A good example of this is shown in the fact that Euro 6 diesel emissions systems require the exhaust gases to pass through four separate filters/cats:. Oxicat, DPF, Diffuser, and SCR (Selective Catalytic Reduction).

DPF servicing and repair issues

The role of the DPF

The DPFs that are currently fitted to the majority of diesel vehicles are basically just a filter for the collection and disposal of sooty particles or particulate matter (PM). In a perfect combustion, carbon dioxide, water and nitrogen are the end products. In reality, the incomplete combustion of diesel fuel results in emissions that include oxides of nitrogen (NOx), carbon monoxide (CO), carbon dioxide (CO2), water (H2O) and unburned hydrocarbons (HC). There are also un-burnt carbon particles, as well as engine oils, debris, soot and ash particulates, which are known as particulate matter (PM). This particulate matter (PM) can be categorised into two groups:

1. Particles of 2.5 microns to 10 microns;
2. Particles of less than 2.5 microns in size.

Although most diesel particulates are very small, more than 99% are in the sub-2.5 microns category. All are damaging to your health, as they are carcinogenic. Wall-flow diesel particulate filters usually remove 85% or more of the soot and can at times (in heavily loaded conditions) attain soot removal efficiencies close to 100%.

The DPF is a filter designed to collect PM, so if extra PM is produced it will be the result of a problem upstream of the DPF. Faulty components that can generate high levels of PM include: fuel injectors, glow plugs, incorrect oil, contaminated oil, turbos, EGR valves and air filters. For diesel powered vehicles with active DPFs (from 2006) it is extremely important that

the correct grade of engine oil is used as recommended by the manufacturer. The oil should also be checked for contamination. Failure to do so could result in an expensive repair bill for a new DPF and/or a new turbo. In addition to collecting the particulate, a method must exist to clean the filter.

Regeneration time

When the DPF reaches a pre-determined PM fill level (around 40%) the ECU will activate the regeneration process. This can inject fuel up to eight times per stroke to produce temperatures in excess of 550˚, which will burn off the PM that has been captured within the DPF.

Forcing a regeneration

In order to carry out a ‘forced’ DPF regeneration the correct diagnostic/reset tool must be used. Tools, such as the DPF reset unit from EEC, have been designed to perform this operation, with the procedure taking up to 30 minutes to complete.
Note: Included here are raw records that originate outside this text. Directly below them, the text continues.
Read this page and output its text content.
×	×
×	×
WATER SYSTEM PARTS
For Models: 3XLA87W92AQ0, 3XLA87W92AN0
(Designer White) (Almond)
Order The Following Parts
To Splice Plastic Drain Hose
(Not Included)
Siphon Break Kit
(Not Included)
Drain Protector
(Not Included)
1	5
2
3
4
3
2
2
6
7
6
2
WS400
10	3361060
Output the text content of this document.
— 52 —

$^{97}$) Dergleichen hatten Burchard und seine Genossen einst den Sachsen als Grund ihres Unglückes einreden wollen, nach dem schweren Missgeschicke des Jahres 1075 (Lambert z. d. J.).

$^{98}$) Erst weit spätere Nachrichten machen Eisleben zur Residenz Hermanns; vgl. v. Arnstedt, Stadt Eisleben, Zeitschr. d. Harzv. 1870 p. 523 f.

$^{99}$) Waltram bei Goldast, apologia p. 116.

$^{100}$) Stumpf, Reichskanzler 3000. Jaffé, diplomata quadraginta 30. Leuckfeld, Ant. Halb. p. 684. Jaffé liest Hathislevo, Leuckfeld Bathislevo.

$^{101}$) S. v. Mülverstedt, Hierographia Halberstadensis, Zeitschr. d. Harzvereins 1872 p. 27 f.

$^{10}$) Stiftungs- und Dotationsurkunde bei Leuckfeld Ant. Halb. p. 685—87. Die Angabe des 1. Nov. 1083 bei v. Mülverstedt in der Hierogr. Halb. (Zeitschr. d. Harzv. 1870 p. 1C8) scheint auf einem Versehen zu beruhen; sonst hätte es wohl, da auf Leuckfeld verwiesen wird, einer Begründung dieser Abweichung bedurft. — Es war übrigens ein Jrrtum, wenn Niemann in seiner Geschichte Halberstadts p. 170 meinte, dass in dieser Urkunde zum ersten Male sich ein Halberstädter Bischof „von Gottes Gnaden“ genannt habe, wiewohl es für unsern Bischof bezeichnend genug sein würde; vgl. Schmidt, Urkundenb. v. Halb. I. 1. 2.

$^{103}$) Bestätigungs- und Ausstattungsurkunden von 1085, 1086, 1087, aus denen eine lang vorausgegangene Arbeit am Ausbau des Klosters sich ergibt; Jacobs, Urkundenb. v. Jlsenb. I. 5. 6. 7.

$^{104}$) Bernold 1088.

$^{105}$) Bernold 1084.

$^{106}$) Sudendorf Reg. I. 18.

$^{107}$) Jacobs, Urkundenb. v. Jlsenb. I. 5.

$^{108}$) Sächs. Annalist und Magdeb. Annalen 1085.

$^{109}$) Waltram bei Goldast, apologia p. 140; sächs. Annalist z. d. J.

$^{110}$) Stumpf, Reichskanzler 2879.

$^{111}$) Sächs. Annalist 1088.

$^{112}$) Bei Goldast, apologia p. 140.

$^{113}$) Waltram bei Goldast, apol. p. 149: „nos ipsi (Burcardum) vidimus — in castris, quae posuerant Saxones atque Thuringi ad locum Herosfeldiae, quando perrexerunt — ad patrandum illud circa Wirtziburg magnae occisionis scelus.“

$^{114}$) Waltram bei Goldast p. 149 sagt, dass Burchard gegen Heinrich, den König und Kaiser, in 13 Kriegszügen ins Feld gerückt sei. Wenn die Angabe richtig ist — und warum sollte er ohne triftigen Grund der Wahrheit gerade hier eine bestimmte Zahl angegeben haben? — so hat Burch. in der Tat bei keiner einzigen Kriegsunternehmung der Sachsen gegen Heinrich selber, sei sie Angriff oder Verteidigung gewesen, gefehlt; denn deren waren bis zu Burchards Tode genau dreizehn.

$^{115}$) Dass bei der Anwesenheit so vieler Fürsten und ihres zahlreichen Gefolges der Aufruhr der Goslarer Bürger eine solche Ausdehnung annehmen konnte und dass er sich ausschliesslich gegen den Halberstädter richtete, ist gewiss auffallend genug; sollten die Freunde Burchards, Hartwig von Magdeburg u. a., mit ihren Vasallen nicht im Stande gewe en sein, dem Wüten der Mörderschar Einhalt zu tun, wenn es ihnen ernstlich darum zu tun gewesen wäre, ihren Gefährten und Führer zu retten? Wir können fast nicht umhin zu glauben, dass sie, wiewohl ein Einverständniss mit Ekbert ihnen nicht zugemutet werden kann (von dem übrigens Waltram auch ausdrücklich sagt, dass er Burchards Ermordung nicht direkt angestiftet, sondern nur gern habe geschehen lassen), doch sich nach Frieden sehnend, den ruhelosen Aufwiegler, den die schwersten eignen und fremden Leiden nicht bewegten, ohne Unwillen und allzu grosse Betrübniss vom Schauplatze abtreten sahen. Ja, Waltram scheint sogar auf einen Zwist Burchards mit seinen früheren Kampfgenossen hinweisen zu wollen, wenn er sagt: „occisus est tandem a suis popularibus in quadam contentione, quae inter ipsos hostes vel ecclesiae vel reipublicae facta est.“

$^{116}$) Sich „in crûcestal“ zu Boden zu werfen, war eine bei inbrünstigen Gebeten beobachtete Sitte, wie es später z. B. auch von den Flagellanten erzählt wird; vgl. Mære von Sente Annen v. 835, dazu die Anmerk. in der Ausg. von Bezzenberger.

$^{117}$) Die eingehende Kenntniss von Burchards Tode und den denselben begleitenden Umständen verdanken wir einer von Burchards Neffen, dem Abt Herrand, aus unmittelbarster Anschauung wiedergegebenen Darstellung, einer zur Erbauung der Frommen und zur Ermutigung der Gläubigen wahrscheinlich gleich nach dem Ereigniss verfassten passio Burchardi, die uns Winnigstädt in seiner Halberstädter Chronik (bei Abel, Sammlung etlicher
Regular maintenance required

DPF servicing and repair issues
Image courtesy of Autologic

Filters require more maintenance than catalytic converters. Engine oil ash builds up on the surface of the inlet face of the filter, and will eventually clog the pores. This increases the pressure drop over the filter which, when it reaches a totally clogged state, is capable of causing engine damage. Regular filter maintenance is therefore a necessity.

If the DPF is not regenerated and fills to over 90% or 45g, the component will need replacing. This is not covered under warranty. When fitting a new DPF, the ECU must be reset and then a forced regeneration activated – this is to ensure that the ECU knows that the DPF and all related sensors are reset to empty.

EEC’s offering

European Exhausts & Catalysts (EEC) is committed to an education and training programme to help technicians understand, evaluate and diagnose emission problems. The company has an increasing, extensive range of DPFs and has invested heavily in its own wash coating facility in Denmead.


■ The engine management light is illuminated for any fault.
■ If there is less than 20 litres of fuel in the fuel tank or if the fuel light is on.
■ Pressure sensors. Check these as there could be a build-up of water.
■ Pressure pipes could be damaged. These should be examined and must be clean and dry.
■ The EGR system isn’t working correctly.
The wrong spec engine oil has been used in the vehicle.
■ Engine oil has suffered diesel contamination (possibly as a result of regeneration).
■ Check the fuel additive (active system) Eolys.